Quantum mechanics is not my usual cup of tea, so it was with some trepidation that I began this book (a present).
After an initial summary of the general picture of quantum mechanics, and the best-known experiments/theories around it (including a cat which may or may not be alive, and may be both simultaneously) there’s a historical section.
I really rather enjoyed that. Concisely tracing scientific advancement from Newton to Einstein, and including numerous others who are perhaps less familiar, is a nice combination of history and science lesson, and allows the background to quantum mechanics to be gradually built up.
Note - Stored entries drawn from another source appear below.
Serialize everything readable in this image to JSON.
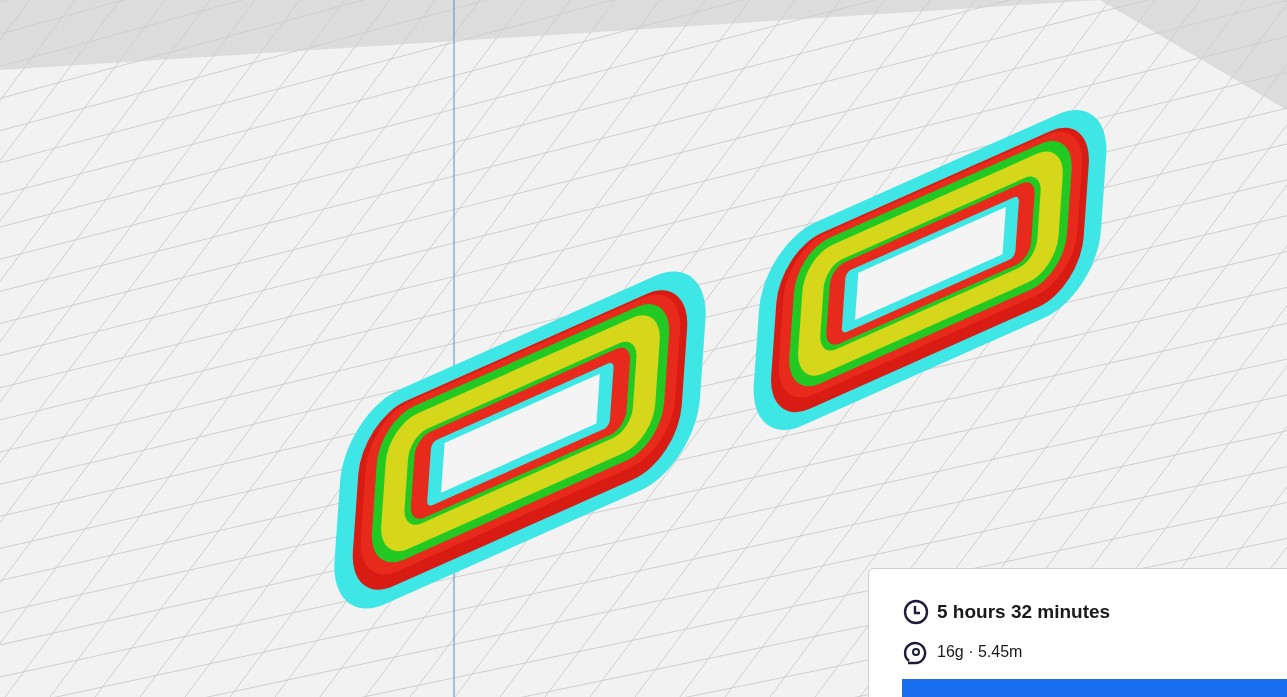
{
  "print_estimate": {
    "time": "5 hours 32 minutes",
    "material": "16g · 5.45m"
  }
}
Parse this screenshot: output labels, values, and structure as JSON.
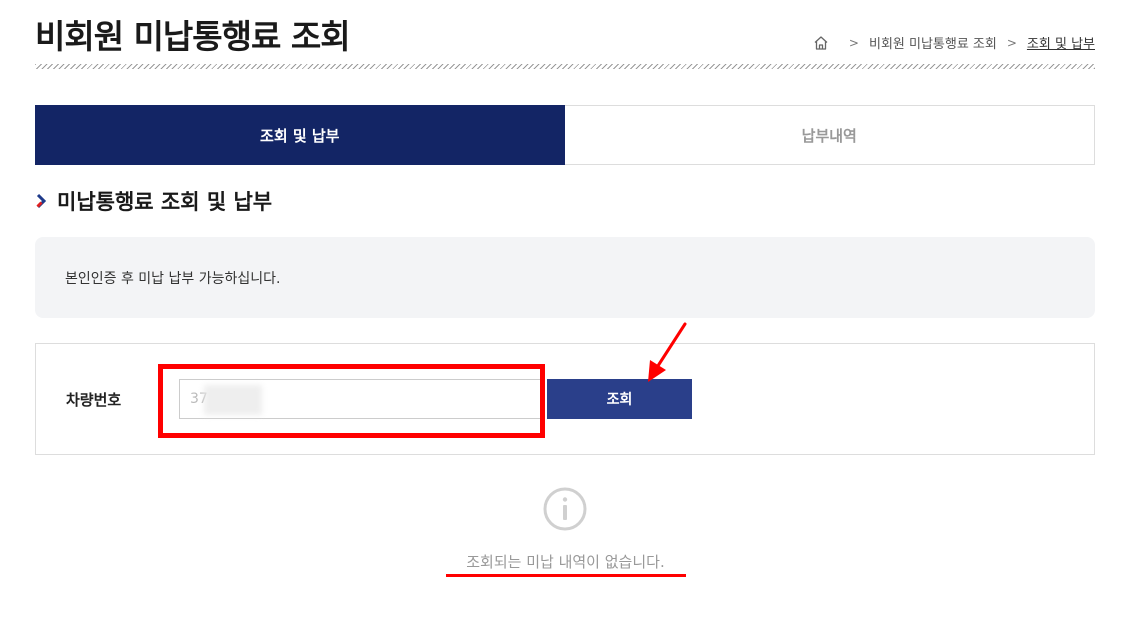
{
  "header": {
    "title": "비회원 미납통행료 조회",
    "breadcrumb": {
      "home_icon": "home-icon",
      "items": [
        "비회원 미납통행료 조회",
        "조회 및 납부"
      ]
    }
  },
  "tabs": [
    {
      "label": "조회 및 납부",
      "active": true
    },
    {
      "label": "납부내역",
      "active": false
    }
  ],
  "section": {
    "title": "미납통행료 조회 및 납부",
    "info_text": "본인인증 후 미납 납부 가능하십니다."
  },
  "form": {
    "vehicle_label": "차량번호",
    "vehicle_value": "37",
    "search_button": "조회"
  },
  "result": {
    "icon": "info-icon",
    "empty_message": "조회되는 미납 내역이 없습니다."
  },
  "colors": {
    "primary": "#132565",
    "button": "#2a3f8a",
    "annotation": "#ff0000",
    "muted_text": "#999999",
    "info_bg": "#f3f4f6"
  }
}
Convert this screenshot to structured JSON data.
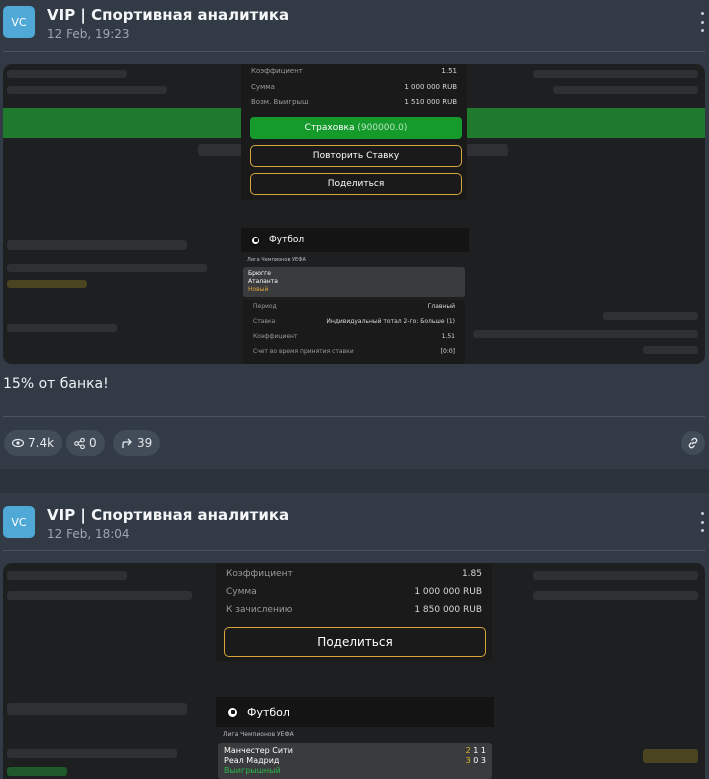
{
  "posts": [
    {
      "avatar": "VC",
      "channel": "VIP | Спортивная аналитика",
      "date": "12 Feb, 19:23",
      "bet": {
        "rows": [
          {
            "label": "Коэффициент",
            "value": "1.51"
          },
          {
            "label": "Сумма",
            "value": "1 000 000 RUB"
          },
          {
            "label": "Возм. Выигрыш",
            "value": "1 510 000 RUB"
          }
        ],
        "insurance_label": "Страховка",
        "insurance_amount": "(900000.0)",
        "repeat_label": "Повторить Ставку",
        "share_label": "Поделиться",
        "sport": "Футбол",
        "league": "Лига Чемпионов УЕФА",
        "team1": "Брюгге",
        "team2": "Аталанта",
        "status": "Новый",
        "details": [
          {
            "label": "Период",
            "value": "Главный"
          },
          {
            "label": "Ставка",
            "value": "Индивидуальный тотал 2-го: Больше (1)"
          },
          {
            "label": "Коэффициент",
            "value": "1.51"
          },
          {
            "label": "Счет во время принятия ставки",
            "value": "[0:0]"
          }
        ]
      },
      "caption": "15% от банка!",
      "views": "7.4k",
      "shares": "0",
      "forwards": "39"
    },
    {
      "avatar": "VC",
      "channel": "VIP | Спортивная аналитика",
      "date": "12 Feb, 18:04",
      "bet": {
        "rows": [
          {
            "label": "Коэффициент",
            "value": "1.85"
          },
          {
            "label": "Сумма",
            "value": "1 000 000 RUB"
          },
          {
            "label": "К зачислению",
            "value": "1 850 000 RUB"
          }
        ],
        "share_label": "Поделиться",
        "sport": "Футбол",
        "league": "Лига Чемпионов УЕФА",
        "team1": "Манчестер Сити",
        "team2": "Реал Мадрид",
        "status": "Выигрышный",
        "score1": [
          "2",
          "1",
          "1"
        ],
        "score2": [
          "3",
          "0",
          "3"
        ]
      }
    }
  ],
  "colors": {
    "background": "#313a45",
    "avatar": "#4fa8d6",
    "green_button": "#159a2c",
    "gold_outline": "#d9a53a"
  }
}
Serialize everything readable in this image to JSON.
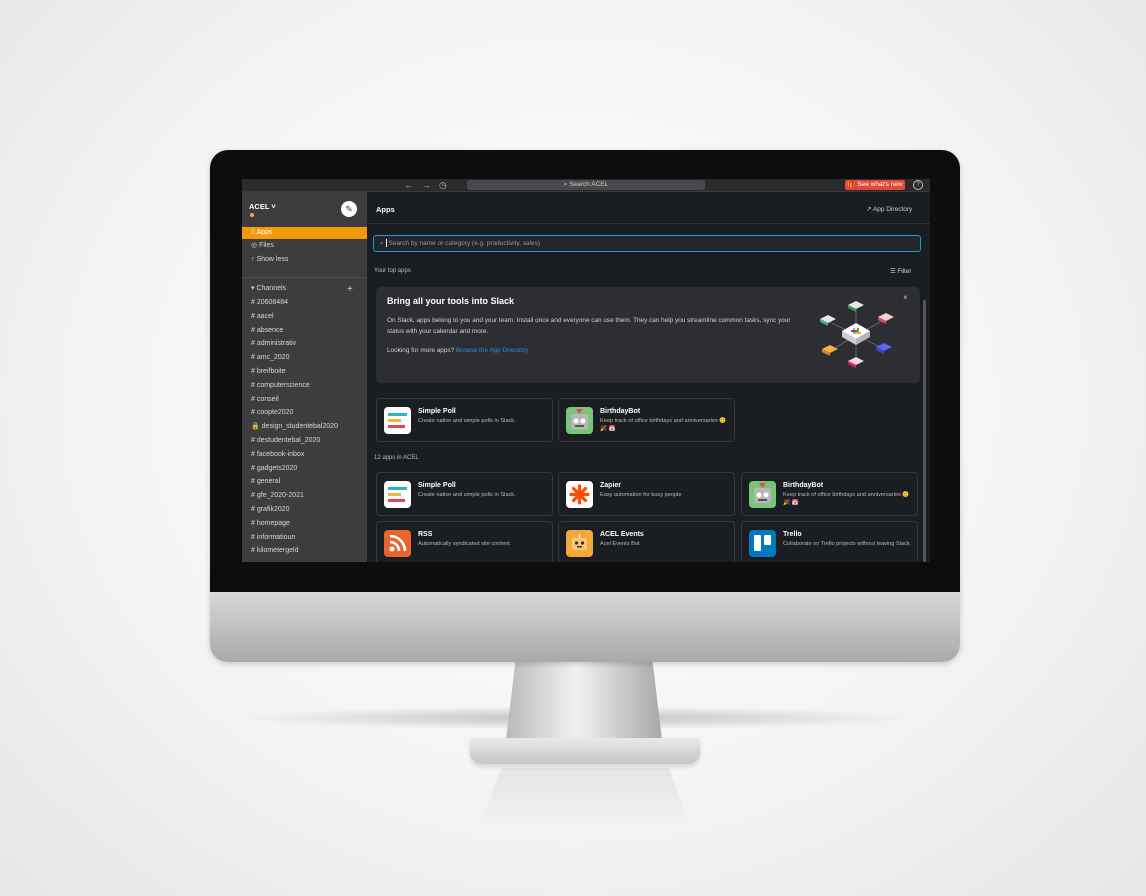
{
  "topbar": {
    "back": "←",
    "forward": "→",
    "history": "◷",
    "search_label": "Search ACEL",
    "whats_new": "See what's new",
    "help": "?"
  },
  "sidebar": {
    "workspace": "ACEL ˅",
    "compose_icon": "✎",
    "items": [
      {
        "label": "Apps",
        "icon": "apps-grid-icon"
      },
      {
        "label": "Files",
        "icon": "files-icon"
      },
      {
        "label": "Show less",
        "icon": "arrow-up-icon"
      }
    ],
    "channels_header": "Channels",
    "channels": [
      "# 20608484",
      "# aacel",
      "# absence",
      "# administrativ",
      "# amc_2020",
      "# breifboite",
      "# computerscience",
      "# conseil",
      "# coopte2020",
      "🔒 design_studentebal2020",
      "# destudentebal_2020",
      "# facebook-inbox",
      "# gadgets2020",
      "# general",
      "# gfe_2020-2021",
      "# grafik2020",
      "# homepage",
      "# informatioun",
      "# kilometergeld"
    ]
  },
  "main": {
    "title": "Apps",
    "app_directory": "App Directory",
    "search_placeholder": "Search by name or category (e.g. productivity, sales)",
    "top_apps_label": "Your top apps",
    "filter_label": "Filter",
    "banner": {
      "title": "Bring all your tools into Slack",
      "desc": "On Slack, apps belong to you and your team. Install once and everyone can use them. They can help you streamline common tasks, sync your status with your calendar and more.",
      "more_prefix": "Looking for more apps?",
      "more_link": "Browse the App Directory",
      "close": "×"
    },
    "top_apps": [
      {
        "name": "Simple Poll",
        "desc": "Create native and simple polls in Slack."
      },
      {
        "name": "BirthdayBot",
        "desc": "Keep track of office birthdays and anniversaries 😊 🎉 📅"
      }
    ],
    "all_apps_label": "12 apps in ACEL",
    "all_apps": [
      {
        "name": "Simple Poll",
        "desc": "Create native and simple polls in Slack."
      },
      {
        "name": "Zapier",
        "desc": "Easy automation for busy people"
      },
      {
        "name": "BirthdayBot",
        "desc": "Keep track of office birthdays and anniversaries 😊 🎉 📅"
      },
      {
        "name": "RSS",
        "desc": "Automatically syndicated site content."
      },
      {
        "name": "ACEL Events",
        "desc": "Acel Events Bot"
      },
      {
        "name": "Trello",
        "desc": "Collaborate on Trello projects without leaving Slack."
      }
    ]
  },
  "colors": {
    "accent": "#f29a09",
    "sidebar_bg": "#3d3d3f",
    "main_bg": "#1a1d21",
    "link": "#1d9bd1",
    "whats_new_bg": "#e0483a"
  }
}
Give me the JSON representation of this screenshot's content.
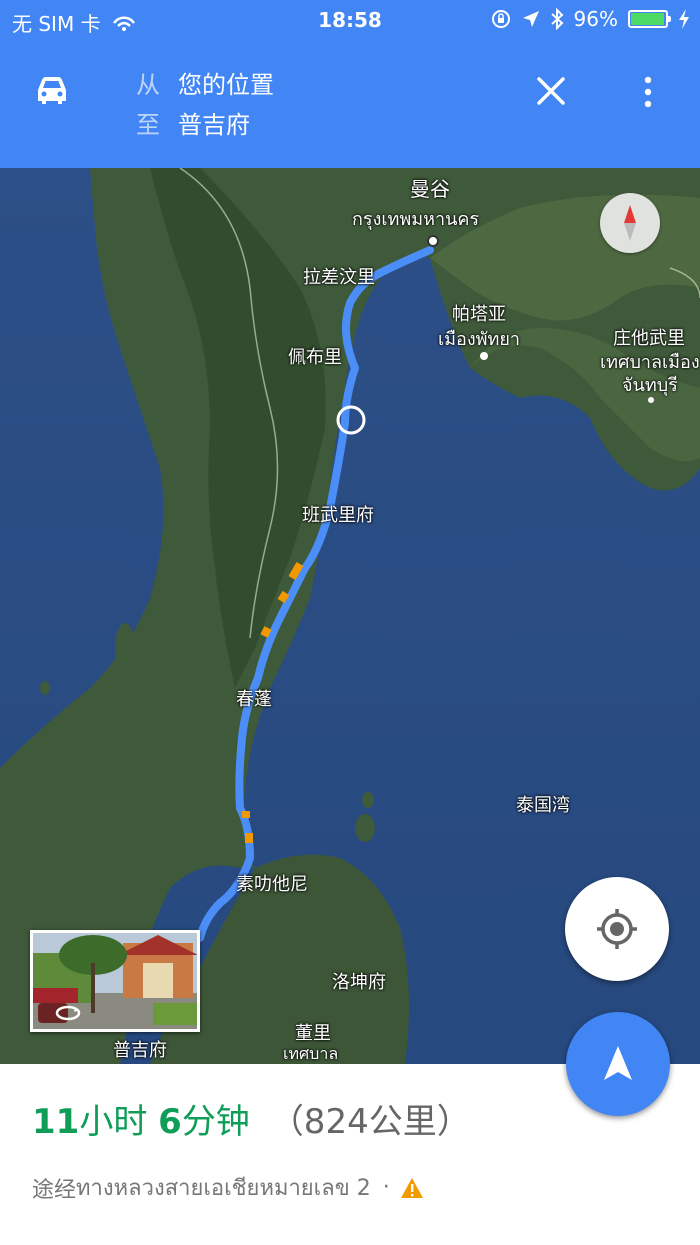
{
  "status_bar": {
    "carrier": "无 SIM 卡",
    "time": "18:58",
    "battery_percent": "96%",
    "battery_level": 0.96
  },
  "directions_header": {
    "mode_icon": "car-icon",
    "from_prefix": "从",
    "from_value": "您的位置",
    "to_prefix": "至",
    "to_value": "普吉府"
  },
  "map": {
    "labels": {
      "bangkok_cn": "曼谷",
      "bangkok_th": "กรุงเทพมหานคร",
      "ratchaburi": "拉差汶里",
      "pattaya_cn": "帕塔亚",
      "pattaya_th": "เมืองพัทยา",
      "chanthaburi_cn": "庄他武里",
      "chanthaburi_th1": "เทศบาลเมือง",
      "chanthaburi_th2": "จันทบุรี",
      "phetchaburi": "佩布里",
      "prachuap": "班武里府",
      "chumphon": "春蓬",
      "gulf": "泰国湾",
      "surat_thani": "素叻他尼",
      "nakhon_si": "洛坤府",
      "phuket": "普吉府",
      "trang_cn": "董里",
      "trang_th": "เทศบาล"
    }
  },
  "route_summary": {
    "hours": "11",
    "hours_unit": "小时",
    "minutes": "6",
    "minutes_unit": "分钟",
    "distance": "（824公里）",
    "via_prefix": "途经",
    "via_road": "ทางหลวงสายเอเชียหมายเลข 2",
    "separator": "·"
  },
  "colors": {
    "accent": "#4285f4",
    "eta_green": "#0f9d58",
    "route_blue": "#4c8ef7",
    "traffic_orange": "#f29900"
  }
}
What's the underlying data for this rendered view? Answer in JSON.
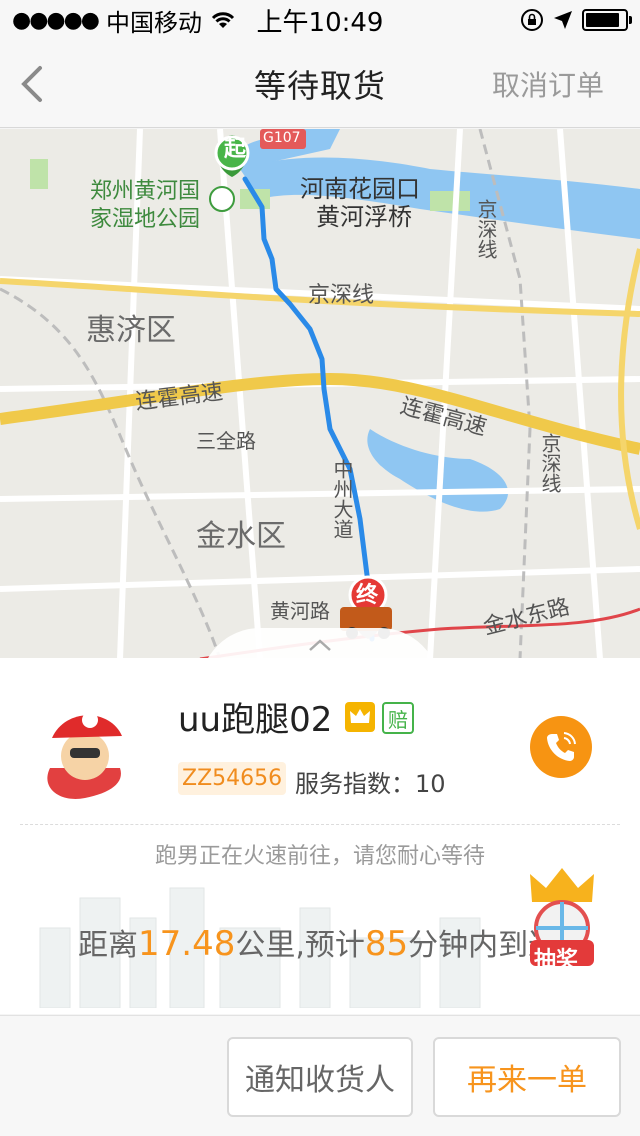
{
  "status_bar": {
    "signal": "●●●●●",
    "carrier": "中国移动",
    "time": "上午10:49"
  },
  "nav": {
    "title": "等待取货",
    "cancel_label": "取消订单"
  },
  "map": {
    "labels": {
      "park": "郑州黄河国家湿地公园",
      "park_line1": "郑州黄河国",
      "park_line2": "家湿地公园",
      "bridge_line1": "河南花园口",
      "bridge_line2": "黄河浮桥",
      "g107": "G107",
      "jingshen_1": "京深线",
      "jingshen_2": "京深线",
      "jingshen_3": "京深线",
      "huiji": "惠济区",
      "lianhuo_1": "连霍高速",
      "lianhuo_2": "连霍高速",
      "sanquan": "三全路",
      "jinshui": "金水区",
      "zhongzhou": "中州大道",
      "huanghe_rd": "黄河路",
      "jinshui_east": "金水东路"
    },
    "start_marker": "起",
    "end_marker": "终"
  },
  "courier": {
    "name": "uu跑腿02",
    "pei_badge": "赔",
    "id": "ZZ54656",
    "service_index": "服务指数：10",
    "waiting_message": "跑男正在火速前往，请您耐心等待",
    "distance_prefix": "距离",
    "distance_km": "17.48",
    "distance_unit": "公里,预计",
    "eta_minutes": "85",
    "eta_suffix": "分钟内到达"
  },
  "lottery_label": "抽奖",
  "footer": {
    "notify_label": "通知收货人",
    "reorder_label": "再来一单"
  },
  "colors": {
    "accent": "#f7941d",
    "route": "#2a8ae8",
    "highway": "#f0c94a"
  }
}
After this the book moves on to presenting competing scientific interpretations. It’s interesting to read how much room there is for disagreement, debate and new ideas in quantum mechanics, instead of one approach being depicted as The Truth.
In terms of writing style, it’s easy to read. Scientific terms are explained assuming little or no prior knowledge. It is worth noting the book is a little old now (coming out in 2003) so there will be new developments, one would hope, since its release. Whether those are included in a book of popular science may be another matter.
I’ve got to say that whilst I understood, superficially, most of what was described by Gribbin, who does a good job of explaining things in terms a layman might comprehend, here and there the science was beyond me.
Overall, I rather liked it. Diagrams are provided to help illustrate experiments or scientific principles (perhaps most useful when discussing whether the Universe is open or close).